As a University of Maryland Community Medical Group (UM CMG) employee, you will enjoy a comprehensive benefits program designed with you and your dependents in mind. Subject to any eligibility waiting period, all of the benefits are available to regular full-time employees and most benefits are available to regular part-time employees who are regularly scheduled to work twenty (20) or more hours per week. Many benefits are provided at no cost to employees. For others, the cost is shared between UM CMG and employees. 

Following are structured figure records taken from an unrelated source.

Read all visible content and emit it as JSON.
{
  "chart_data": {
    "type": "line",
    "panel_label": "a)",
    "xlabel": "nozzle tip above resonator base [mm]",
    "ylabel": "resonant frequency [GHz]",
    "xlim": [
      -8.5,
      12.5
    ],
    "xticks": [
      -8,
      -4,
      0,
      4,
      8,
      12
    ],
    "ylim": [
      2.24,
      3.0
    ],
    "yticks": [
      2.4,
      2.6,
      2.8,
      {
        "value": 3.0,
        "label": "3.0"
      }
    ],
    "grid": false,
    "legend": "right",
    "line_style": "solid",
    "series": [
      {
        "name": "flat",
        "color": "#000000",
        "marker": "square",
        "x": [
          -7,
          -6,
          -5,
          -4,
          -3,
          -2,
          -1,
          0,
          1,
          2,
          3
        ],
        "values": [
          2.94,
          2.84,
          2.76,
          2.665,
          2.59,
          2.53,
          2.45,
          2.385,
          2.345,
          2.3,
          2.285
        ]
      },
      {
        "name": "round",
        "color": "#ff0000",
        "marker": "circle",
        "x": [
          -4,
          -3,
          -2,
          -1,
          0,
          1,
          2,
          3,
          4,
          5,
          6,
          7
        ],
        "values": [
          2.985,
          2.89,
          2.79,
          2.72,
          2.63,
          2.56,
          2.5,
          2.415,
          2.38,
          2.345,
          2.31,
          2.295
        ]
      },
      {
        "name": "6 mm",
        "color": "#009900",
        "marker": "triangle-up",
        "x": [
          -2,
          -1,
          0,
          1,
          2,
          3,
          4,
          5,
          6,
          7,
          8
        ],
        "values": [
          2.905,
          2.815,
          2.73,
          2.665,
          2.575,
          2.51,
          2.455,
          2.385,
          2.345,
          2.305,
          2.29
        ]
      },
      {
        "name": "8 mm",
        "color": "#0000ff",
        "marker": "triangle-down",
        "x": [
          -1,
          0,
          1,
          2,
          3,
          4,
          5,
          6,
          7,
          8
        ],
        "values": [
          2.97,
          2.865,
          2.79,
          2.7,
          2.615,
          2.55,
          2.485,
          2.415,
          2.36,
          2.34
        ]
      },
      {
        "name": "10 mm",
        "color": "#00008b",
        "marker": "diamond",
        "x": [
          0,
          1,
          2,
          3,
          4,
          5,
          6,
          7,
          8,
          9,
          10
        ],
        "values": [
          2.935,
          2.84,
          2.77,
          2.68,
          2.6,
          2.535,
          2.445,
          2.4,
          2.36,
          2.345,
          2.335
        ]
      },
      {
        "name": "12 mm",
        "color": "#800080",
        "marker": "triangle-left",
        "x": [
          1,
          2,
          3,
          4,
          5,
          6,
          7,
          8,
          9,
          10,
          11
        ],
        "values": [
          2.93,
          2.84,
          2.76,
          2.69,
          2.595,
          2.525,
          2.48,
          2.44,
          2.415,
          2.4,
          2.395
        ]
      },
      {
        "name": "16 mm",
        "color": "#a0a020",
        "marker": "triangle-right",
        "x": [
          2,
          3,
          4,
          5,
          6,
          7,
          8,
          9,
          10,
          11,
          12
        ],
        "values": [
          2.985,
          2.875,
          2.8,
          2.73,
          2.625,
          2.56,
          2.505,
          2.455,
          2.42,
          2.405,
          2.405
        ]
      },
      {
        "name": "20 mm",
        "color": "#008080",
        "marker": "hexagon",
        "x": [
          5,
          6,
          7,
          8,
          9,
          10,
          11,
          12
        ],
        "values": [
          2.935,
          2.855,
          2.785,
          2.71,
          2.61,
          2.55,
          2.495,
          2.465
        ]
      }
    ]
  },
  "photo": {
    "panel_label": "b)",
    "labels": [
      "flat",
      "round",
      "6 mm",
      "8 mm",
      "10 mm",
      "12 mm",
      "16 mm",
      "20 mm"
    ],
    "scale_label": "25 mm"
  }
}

What You Need to Be Successful:

• Bachelors degree in health-related field; or an equivalent experience with Ambulatory quality measures/ Meaningful Use.

• Knowledge of MIPS, MACRA, PCMH, HEDIS.

• Knowledge of Center of Medicare/Medicaid Services, Managed Care and other external regulatory agencies.

• Expert knowledge in EPIC and data abstraction, attestation and data validation.

• Three (3) years of experience in ambulatory operations

Knowledge, Skills and Abilities

• Must be able to maintain confidentiality of all quality and safety related or other reported issues.

• Strong problem solving, decision-making and analytical skills.

• Ability to work in a self-directed team by taking and giving direction and sharing in the responsibility of the team.

• Self-motivated. Able to evaluate the scope of each day’s work and use time management and organizational skills to accomplish assignments.


We are an Equal Opportunity/Affirmative Action employer.  All qualified applicants will receive consideration for employment without regard to sex, gender identity, sexual orientation, race, color, religion, national origin, disability, protected veteran status, age, or any other characteristic protected by law.